The strain not only resists several antibiotics but also inhibits growth of multiple antibiotic-resistant pathogens and harbors enzymes with biotechnological potential for new antimicrobials or industrial uses.

Genome analysis reveals nearly 600 genes of unknown function and over 100 antibiotic-resistance genes, with 11 genes potentially capable of inhibiting microbes, fungi, or viruses.

The genome contains 45 stress-response genes related to cold/heat adaptation, including unique htpX, htpG, and pka variants linked to cold adaptation.

Scientists caution that releasing ancient microbes or their genes from melting ice could pose risks, but they also see potential benefits in discovering new antibiotics and industrial enzymes.

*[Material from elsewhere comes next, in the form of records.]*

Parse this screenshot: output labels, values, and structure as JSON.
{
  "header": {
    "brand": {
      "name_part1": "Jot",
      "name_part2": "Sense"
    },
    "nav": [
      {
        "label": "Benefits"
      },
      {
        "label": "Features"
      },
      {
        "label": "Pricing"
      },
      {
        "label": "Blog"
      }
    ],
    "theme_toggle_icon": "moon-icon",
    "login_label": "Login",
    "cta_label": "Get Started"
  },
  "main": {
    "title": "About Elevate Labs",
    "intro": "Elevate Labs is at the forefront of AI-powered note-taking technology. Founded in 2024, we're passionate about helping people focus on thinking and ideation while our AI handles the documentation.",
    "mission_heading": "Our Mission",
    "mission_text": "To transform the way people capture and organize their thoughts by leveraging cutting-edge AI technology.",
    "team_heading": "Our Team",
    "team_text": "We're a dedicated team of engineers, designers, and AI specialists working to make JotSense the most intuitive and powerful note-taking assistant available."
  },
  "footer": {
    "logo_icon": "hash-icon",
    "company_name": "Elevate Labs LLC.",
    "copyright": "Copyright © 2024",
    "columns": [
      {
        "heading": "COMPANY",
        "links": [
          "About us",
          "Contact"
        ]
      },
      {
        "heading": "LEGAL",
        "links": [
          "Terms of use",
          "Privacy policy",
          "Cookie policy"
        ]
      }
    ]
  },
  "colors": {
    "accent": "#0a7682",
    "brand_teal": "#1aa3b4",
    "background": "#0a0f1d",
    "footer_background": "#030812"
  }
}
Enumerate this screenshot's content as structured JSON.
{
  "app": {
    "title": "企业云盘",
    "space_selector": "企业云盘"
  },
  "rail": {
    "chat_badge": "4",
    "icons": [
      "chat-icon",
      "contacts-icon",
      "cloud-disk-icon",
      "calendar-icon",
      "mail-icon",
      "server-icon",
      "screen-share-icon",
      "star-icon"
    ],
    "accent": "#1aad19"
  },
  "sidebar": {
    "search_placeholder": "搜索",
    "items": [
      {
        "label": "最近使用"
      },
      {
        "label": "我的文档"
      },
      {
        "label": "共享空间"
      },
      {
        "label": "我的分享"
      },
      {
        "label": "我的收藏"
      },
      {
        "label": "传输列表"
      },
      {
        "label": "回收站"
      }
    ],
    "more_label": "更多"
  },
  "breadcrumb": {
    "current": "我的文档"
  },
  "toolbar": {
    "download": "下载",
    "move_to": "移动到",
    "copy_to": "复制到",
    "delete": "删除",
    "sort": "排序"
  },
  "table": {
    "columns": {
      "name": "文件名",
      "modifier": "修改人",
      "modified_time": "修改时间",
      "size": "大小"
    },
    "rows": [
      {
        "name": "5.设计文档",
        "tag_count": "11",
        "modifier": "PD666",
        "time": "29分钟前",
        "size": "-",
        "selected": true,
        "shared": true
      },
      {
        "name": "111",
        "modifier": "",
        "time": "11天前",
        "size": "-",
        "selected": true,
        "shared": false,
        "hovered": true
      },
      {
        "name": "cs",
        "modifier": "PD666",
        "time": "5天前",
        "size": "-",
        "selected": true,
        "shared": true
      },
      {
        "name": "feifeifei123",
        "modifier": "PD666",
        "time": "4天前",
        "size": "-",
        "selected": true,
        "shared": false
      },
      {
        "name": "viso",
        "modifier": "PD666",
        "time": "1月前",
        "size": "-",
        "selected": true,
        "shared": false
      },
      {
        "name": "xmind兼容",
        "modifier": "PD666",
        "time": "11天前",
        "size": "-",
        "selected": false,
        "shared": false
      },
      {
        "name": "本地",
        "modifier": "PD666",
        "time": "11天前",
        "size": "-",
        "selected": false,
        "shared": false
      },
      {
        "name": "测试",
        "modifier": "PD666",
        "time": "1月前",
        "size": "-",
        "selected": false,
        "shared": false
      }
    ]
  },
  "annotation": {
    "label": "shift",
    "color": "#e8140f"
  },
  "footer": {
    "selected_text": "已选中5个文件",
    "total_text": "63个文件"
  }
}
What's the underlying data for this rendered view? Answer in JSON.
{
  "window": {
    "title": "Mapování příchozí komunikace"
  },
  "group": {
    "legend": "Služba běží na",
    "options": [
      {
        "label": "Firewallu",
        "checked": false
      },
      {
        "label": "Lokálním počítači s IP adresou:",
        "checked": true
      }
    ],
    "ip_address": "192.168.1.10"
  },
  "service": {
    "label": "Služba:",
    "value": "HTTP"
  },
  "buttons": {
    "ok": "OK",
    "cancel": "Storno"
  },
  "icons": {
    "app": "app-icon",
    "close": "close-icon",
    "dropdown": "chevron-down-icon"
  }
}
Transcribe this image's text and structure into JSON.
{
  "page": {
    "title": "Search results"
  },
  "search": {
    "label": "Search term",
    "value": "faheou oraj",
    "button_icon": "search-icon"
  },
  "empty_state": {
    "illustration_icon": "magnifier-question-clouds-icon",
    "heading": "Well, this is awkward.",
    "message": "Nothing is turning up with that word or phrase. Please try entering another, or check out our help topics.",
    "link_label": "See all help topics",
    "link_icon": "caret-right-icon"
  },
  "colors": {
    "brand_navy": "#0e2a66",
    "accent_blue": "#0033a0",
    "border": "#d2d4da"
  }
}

In Frontiers in Microbiology, researchers sequenced the Scarisoara ice cave Psychrobacter SC65A.3 genome to identify cold-adaptation and antimicrobial-resistance genes and tested resistance against 28 antibiotics across 10 classes.

The study analyzed a 13,000-year ice-core timeline with sterile handling to prevent contamination, offering a long-term view of how resistance traits can evolve and persist in ancient microbes.

SC65A.3 inhibited 14 ESKAPE pathogens, including MRSA and Pseudomonas aeruginosa, while genomic data suggested production of antimicrobial compounds such as glycopeptides and bacitracin.

SC65A.3 is a polyextremophile that can grow at temperatures up to about 15°C and tolerate high salinity and magnesium, illustrating cold-adapted extremotolerance.

Whole-genome sequencing revealed over 100 antimicrobial resistance genes, including ampC, gyrA/B, parC/E, dfrA, rpoB, tetA/C, and mcr-1, along with heavy-metal resistance and efflux genes.

An ancient 5,000-year-old Psychrobacter SC65A.3 strain from Scarisoara Ice Cave shows resistance to ten modern antibiotics, including rifampicin, vancomycin, and ciprofloxacin.

SC65A.3 is the first Psychrobacter strain reported to resist trimethoprim, clindamycin, and metronidazole, antibiotics used for UTIs and various infections.

Functional assays show resistance to 10 antibiotics across eight classes, including third-generation cephalosporins and fluoroquinolones, with broad hydrolytic activity.